Dünkü yazımda Ön-Türkçenin 45,000 yıl önce başladığından söz ettim. Bu ilk dönemde konuşulan dilin henüz grameri yerleşmemişti. Bugün kullandığımız cümle yapısı belirgin olan bir dil oluşmamış olduğundan “proto” anlamına gelen “Ön” sözcüğünü katıyorum. Ön-Türkçe tek heceli bir dildi. Kadim dönemde insanlar doğadan duydukları sesleri tek heceli sözcükler olarak kullanmaya başladılar ve çevrelerinde gördükleri canlı ve cansız nesneleri tek heceli sözcüklerle tanımladılar.

Doğa seslerini taklit ederek oluşturdukları kök sözcüklere “Ses Yansımalı” sözcükler denir. Prof. Dr. Hamza Zülfikâr, “Türkçedeki Ses Yansımalı Kelimeler” adlı kitabının önsözünde şu örnekleri veriyor:

“Suların şırıltısı, çırçır, şırşır, cırcır akışı, fokur fokur kaynaması, göğün gürlemesi, rüzgârın püfür püfür esmesi, yanan nesnelerin cızırtısı, birbirlerine çarpan nesnelerin, çakıltısı, şakırtısı, takırtısı, insanların vıdı vıdı’sı, hayvanların böğürtüsü, melemesi, uluması, kuşların cıvıltısı..”

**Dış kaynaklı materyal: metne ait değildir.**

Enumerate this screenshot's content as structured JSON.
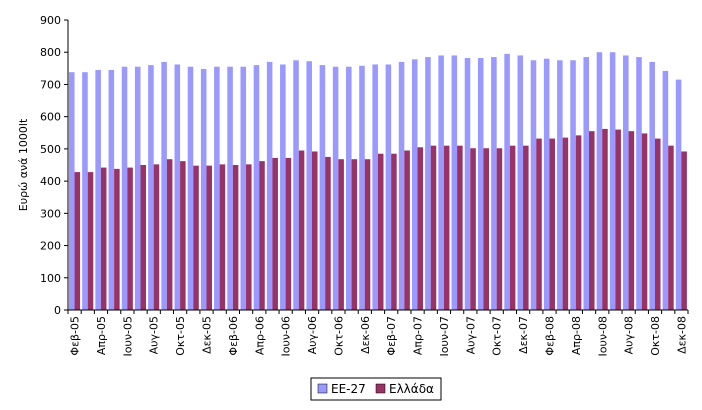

Zamanla Türkçenin gramer yapısı gelişmiş olsa da, kök sözcükler hiç kaybolmadan günümüze kadar gelmişlerdir. Doğada görülen çeşitli oluşumlar: gök ,kök, ay, su, göl, taş..., insan vücudunun uzuvları: el, kol, baş, göz, kaş..., canlı varlıklar: ana, ata, at, kuş, ayı, fil..., insanla ilgili emirler: koş, al, gir, in, çık, gel, git.... ve kullandıkları nesneler: ok, taş, yay, saz, ip,.. gibi tek heceli kök sözcükler kadim dönemden günümüze kalmadır. Kök sözcüklere takılar ekleyerek oluşturulan yeni sözcüklerle Türkçe oluşmuştur. Örneğin, ses yansımalı “tak” kök sözcüğünden: Takırdat, Takırtı, Takıntı, Takır, Takla, Tak tak kolu, Takaç, Takagan, Tak tuk etme, Takır tukur, Takılık, Takışmak, Takunya, ...vs sözcükleri türemiştir.

Türkçede bir sözün bir-iki harfini değiştirip kafiyeli bir deyim üretmek hem anlam zenginliği yaratır hem de kulağa hoş gelir. Türkçeyi zenginleştiren bu tür ifadeler tekrar içeren estetik deyimlerdir. Bu tür simetrik (bakışıklı) deyimlere örnekler: açık-saçık, aful-aful, çoluk-çocuk, kırık-çıkık, tek-tük, sere-serpe, karış-kuruş, yorgun-argın, akça-pakça, takır-tukur, peş-peşe, ard-arda, gelişi-güzel...vs.
Bir dilin zenginliğini belirtmek için dildeki sözcük sayısından söz edilir. Oysaki az sözcükle çok şey ifade edebilen diller de zengin diller sayılmalıdır. Türkçedeki deyimler dile yeni sözcük katmadan ifade zenginliği üretmişlerdir. Türkçede tekrar eden sözcüklerden oluşan deyimlere ilaveten, zıt anlamlı sözcüklerden oluşan deyimler de ifade zenginliğine katkıda bulunurlar. Zıt anlam içeren deyimlere örnekler:

Dosta-düşmana, er-geç, giren-çıkan, olur-olmaz, irili-ufaklı, gide-gele, aşağı-yukarı, bata-çıka, önünde-sonunda, inişli-çıkışlı, sağa-sola, sağlı-sollu, ileri-geri, yalan-dolan...vs gösterilebilir. Türkçenin kurallarını inceleyen batılı dilbilimciler dilimizdeki kural şaşmazlığını öve öve bitiremezler. Turan dil grubunu savunan Alman dilbilimci Max Müller (1823-1900):
“Türkçe grameri okumak bile bir zevktir. Kiplerdeki hünerli tarz, bütün çekimlerde hâkim olan kıyasılık, şekillerde baştan başa görülen bir saydamlık, dilde parıldayan insan zekâsının bu harika kudretini duyanları hayrete düşürmekten geri kalmaz” demiştir.

Fakat ne yazık ki, dilimize hiç önem vermiyoruz. Yabancı sözcükleri hiç düşünmeden ve onlara Türkçe karşılıklar aramadan, oldukları gibi dilimize katıp kullanıyoruz. Yabancı sözcükler kök sözcüklerden türemediklerinden onlardan yeni sözcükler ve yeni kavramlar türetmek de mümkün olmuyor. Bu durum dilin kısırlaşmasına ve zaman içinde yozlaşmasına neden oluyor. Konuşurken ve yazarken kullandığımız sözcüklere dikkat etmemizde yarar var.